After a month they complained about lags once more. This time Windows tried to update itself, but each time half-way through the kids restarted the computer. Clearly, I asked them to let Windows do its upgrade.
This happens every once in a while, maybe ten times per year. And I have gifted kids, gamers with good math skills, interested in music and video editing and intelligent enough to find solutions for most of their issues online. What happens in other houses? I do not even want to know.
Among gamers, good equipment is a status symbol. My kids bought a very aggressively looking but uncomfortable gaming chair instead of an ergonomic chair with a twice higher pricetag. They simply did not care about the ergonomics.
All of my kids want a cool mouse and computer with illumination. Not because this is an ultra-crispy mechanical keyboard and high precision heavy mouse, but because Razer backlighting looks good. Highly customizable keyboard and mouse confused them as they kept pushing hotkeys they did not understand. Instead, I bought them a very cheap chinese keyboard with lots of leds and they were satisfied.
Moreover one of their friends bought a gaming bed. They were thrilled and asked me for such. What is a gaming bed? A bed with a shitty mattress, controls for the angle of the head and the feet, and programmable led stripes everywhere. My parents have something like a hospital bed, e.g. the gaming bed with a better mattress and without the leds. After trying it for a night, the kids decided that their lower back is more important than impressing their friends.
I have smart good kids. They play multiple games reasonably well. Well enough to have a youtube channel about gaming but not well enough to become professional e-athletes.

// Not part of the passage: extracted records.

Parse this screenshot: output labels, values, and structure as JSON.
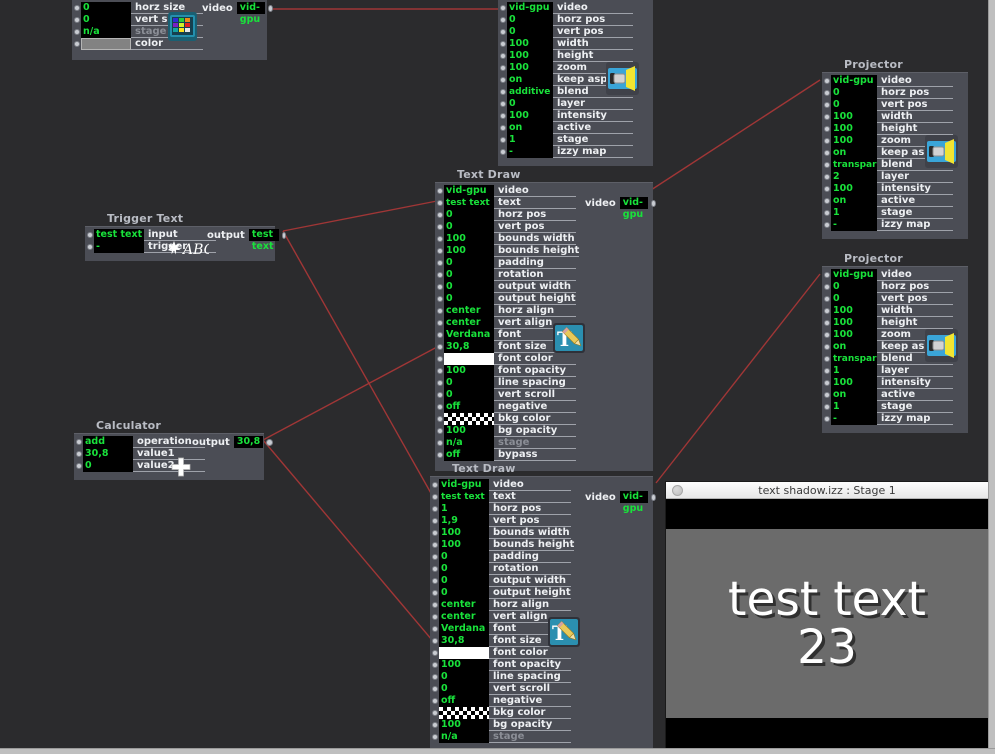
{
  "app": {
    "canvas_bg": "#2b2b2d",
    "node_bg": "#4b4d55",
    "value_color": "#19e23b",
    "wire_color": "#a03636"
  },
  "nodes": {
    "color_gen": {
      "title": "",
      "rows": [
        {
          "value": "0",
          "label": "horz size",
          "type": "text"
        },
        {
          "value": "0",
          "label": "vert size",
          "type": "text"
        },
        {
          "value": "n/a",
          "label": "stage",
          "type": "text",
          "dim": true
        },
        {
          "value": "",
          "label": "color",
          "type": "swatch-grey"
        }
      ],
      "output": {
        "label": "video",
        "value": "vid-gpu"
      },
      "icon": "color-grid-icon"
    },
    "projector_top_left": {
      "title": "",
      "rows": [
        {
          "value": "vid-gpu",
          "label": "video"
        },
        {
          "value": "0",
          "label": "horz pos"
        },
        {
          "value": "0",
          "label": "vert pos"
        },
        {
          "value": "100",
          "label": "width"
        },
        {
          "value": "100",
          "label": "height"
        },
        {
          "value": "100",
          "label": "zoom"
        },
        {
          "value": "on",
          "label": "keep aspect"
        },
        {
          "value": "additive",
          "label": "blend"
        },
        {
          "value": "0",
          "label": "layer"
        },
        {
          "value": "100",
          "label": "intensity"
        },
        {
          "value": "on",
          "label": "active"
        },
        {
          "value": "1",
          "label": "stage"
        },
        {
          "value": "-",
          "label": "izzy map"
        }
      ],
      "icon": "projector-icon"
    },
    "trigger_text": {
      "title": "Trigger Text",
      "rows": [
        {
          "value": "test text",
          "label": "input"
        },
        {
          "value": "-",
          "label": "trigger"
        }
      ],
      "output": {
        "label": "output",
        "value": "test text"
      },
      "icon": "abc-icon"
    },
    "calculator": {
      "title": "Calculator",
      "rows": [
        {
          "value": "add",
          "label": "operation"
        },
        {
          "value": "30,8",
          "label": "value1"
        },
        {
          "value": "0",
          "label": "value2"
        }
      ],
      "output": {
        "label": "output",
        "value": "30,8"
      },
      "icon": "plus-icon"
    },
    "text_draw_top": {
      "title": "Text Draw",
      "rows": [
        {
          "value": "vid-gpu",
          "label": "video"
        },
        {
          "value": "test text",
          "label": "text"
        },
        {
          "value": "0",
          "label": "horz pos"
        },
        {
          "value": "0",
          "label": "vert pos"
        },
        {
          "value": "100",
          "label": "bounds width"
        },
        {
          "value": "100",
          "label": "bounds height"
        },
        {
          "value": "0",
          "label": "padding"
        },
        {
          "value": "0",
          "label": "rotation"
        },
        {
          "value": "0",
          "label": "output width"
        },
        {
          "value": "0",
          "label": "output height"
        },
        {
          "value": "center",
          "label": "horz align"
        },
        {
          "value": "center",
          "label": "vert align"
        },
        {
          "value": "Verdana",
          "label": "font"
        },
        {
          "value": "30,8",
          "label": "font size"
        },
        {
          "value": "",
          "label": "font color",
          "type": "swatch-white"
        },
        {
          "value": "100",
          "label": "font opacity"
        },
        {
          "value": "0",
          "label": "line spacing"
        },
        {
          "value": "0",
          "label": "vert scroll"
        },
        {
          "value": "off",
          "label": "negative"
        },
        {
          "value": "",
          "label": "bkg color",
          "type": "swatch-checker"
        },
        {
          "value": "100",
          "label": "bg opacity"
        },
        {
          "value": "n/a",
          "label": "stage",
          "dim": true
        },
        {
          "value": "off",
          "label": "bypass"
        }
      ],
      "output": {
        "label": "video",
        "value": "vid-gpu"
      },
      "icon": "text-edit-icon"
    },
    "text_draw_bottom": {
      "title": "Text Draw",
      "rows": [
        {
          "value": "vid-gpu",
          "label": "video"
        },
        {
          "value": "test text",
          "label": "text"
        },
        {
          "value": "1",
          "label": "horz pos"
        },
        {
          "value": "1,9",
          "label": "vert pos"
        },
        {
          "value": "100",
          "label": "bounds width"
        },
        {
          "value": "100",
          "label": "bounds height"
        },
        {
          "value": "0",
          "label": "padding"
        },
        {
          "value": "0",
          "label": "rotation"
        },
        {
          "value": "0",
          "label": "output width"
        },
        {
          "value": "0",
          "label": "output height"
        },
        {
          "value": "center",
          "label": "horz align"
        },
        {
          "value": "center",
          "label": "vert align"
        },
        {
          "value": "Verdana",
          "label": "font"
        },
        {
          "value": "30,8",
          "label": "font size"
        },
        {
          "value": "",
          "label": "font color",
          "type": "swatch-white"
        },
        {
          "value": "100",
          "label": "font opacity"
        },
        {
          "value": "0",
          "label": "line spacing"
        },
        {
          "value": "0",
          "label": "vert scroll"
        },
        {
          "value": "off",
          "label": "negative"
        },
        {
          "value": "",
          "label": "bkg color",
          "type": "swatch-checker"
        },
        {
          "value": "100",
          "label": "bg opacity"
        },
        {
          "value": "n/a",
          "label": "stage",
          "dim": true
        }
      ],
      "output": {
        "label": "video",
        "value": "vid-gpu"
      },
      "icon": "text-edit-icon"
    },
    "projector_1": {
      "title": "Projector",
      "rows": [
        {
          "value": "vid-gpu",
          "label": "video"
        },
        {
          "value": "0",
          "label": "horz pos"
        },
        {
          "value": "0",
          "label": "vert pos"
        },
        {
          "value": "100",
          "label": "width"
        },
        {
          "value": "100",
          "label": "height"
        },
        {
          "value": "100",
          "label": "zoom"
        },
        {
          "value": "on",
          "label": "keep aspect"
        },
        {
          "value": "transpar",
          "label": "blend"
        },
        {
          "value": "2",
          "label": "layer"
        },
        {
          "value": "100",
          "label": "intensity"
        },
        {
          "value": "on",
          "label": "active"
        },
        {
          "value": "1",
          "label": "stage"
        },
        {
          "value": "-",
          "label": "izzy map"
        }
      ],
      "icon": "projector-icon"
    },
    "projector_2": {
      "title": "Projector",
      "rows": [
        {
          "value": "vid-gpu",
          "label": "video"
        },
        {
          "value": "0",
          "label": "horz pos"
        },
        {
          "value": "0",
          "label": "vert pos"
        },
        {
          "value": "100",
          "label": "width"
        },
        {
          "value": "100",
          "label": "height"
        },
        {
          "value": "100",
          "label": "zoom"
        },
        {
          "value": "on",
          "label": "keep aspect"
        },
        {
          "value": "transpar",
          "label": "blend"
        },
        {
          "value": "1",
          "label": "layer"
        },
        {
          "value": "100",
          "label": "intensity"
        },
        {
          "value": "on",
          "label": "active"
        },
        {
          "value": "1",
          "label": "stage"
        },
        {
          "value": "-",
          "label": "izzy map"
        }
      ],
      "icon": "projector-icon"
    }
  },
  "stage_window": {
    "title": "text shadow.izz : Stage 1",
    "line1": "test text",
    "line2": "23",
    "bg_color": "#6b6b6b",
    "letterbox_color": "#000000",
    "text_color": "#ffffff"
  }
}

Experts spend all of their computational power on AI. Every new generation of AI needs more training data, has more hyperparameters, and is more sensitive to various overfits and errors in the training datasets. Personal computers are good enough just to check that there are no bugs, and maybe run the inference. The actual training happens on huge machines with multiple GPUs in some remote data center near some river cooling the center to save money on air conditioning.
Why is AI so hungry for data and energy? Our computers operate at multi-GHz clocks, with relatively few processing units. Our brains have a lot of neurons, but the biological clock is probably around 100Hz. Most of our neurons do not even participate when we process information. The neurons that participate definitely do not work with full floating-point precision. We are simply just learning to turn off AI connections we do not use. And we do that on TPUs or special FPGAs, definitely not on regular GPUs.

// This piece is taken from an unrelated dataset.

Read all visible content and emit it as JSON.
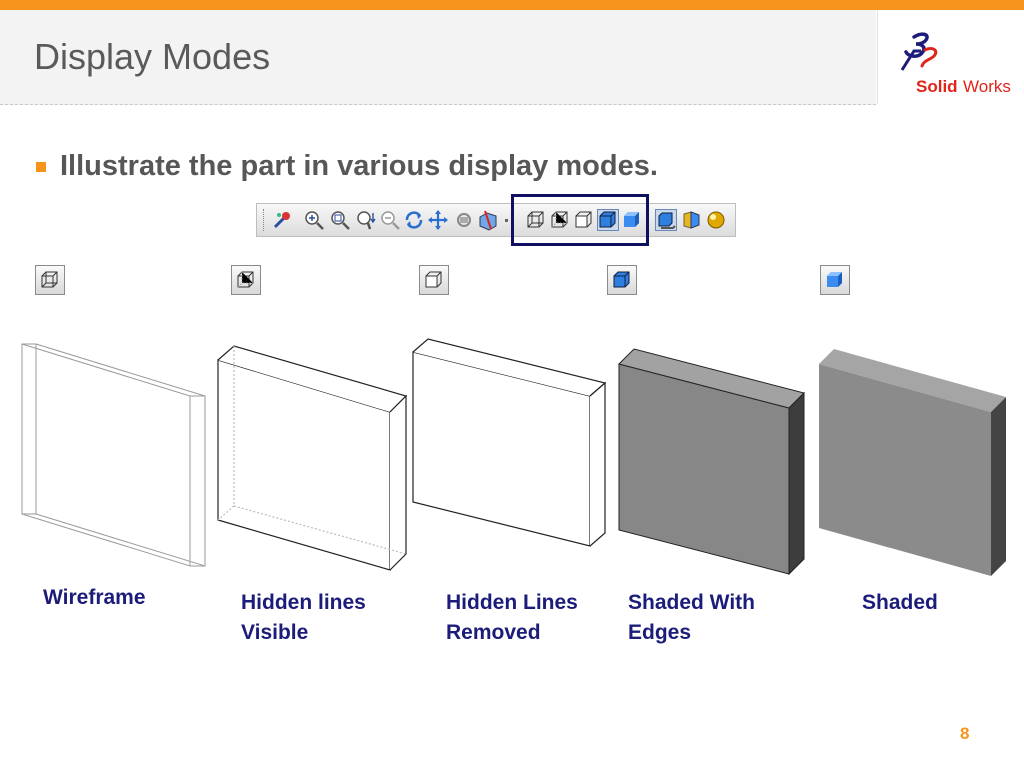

Nvidia has opposite goals. It needs to introduce very efficient architecture to rival dedicated TPUs, and it needs to introduce very powerful switching units to connect large number of regular GPUs. The amazing thing: it improves equally well in both directions. The less amazing thing: state-of-the-art networks still use all the resources they can get, only this time from more powerful systems.
We are doomed
Every two or three years the computational power of our computers is doubled. First, it was a simple Moore law, then the revision of this law for GPUs, and soon enough it will apply to complex hybrid monsters with quantum computers. The exact tech does not matter. What matters is a simple fact that no matter how smart computers are, it is never enough. And computers already outplay humans in chess and in poker.
Computers already learn to optimize their own architecture much better than any human can do. They even build neural network architecture much better than the best data scientists. Computers will become smarter than us in any way that matters, and are likely to consume all readily available energy resources if allowed to do that. And we are not smart enough even to make an ethical AI.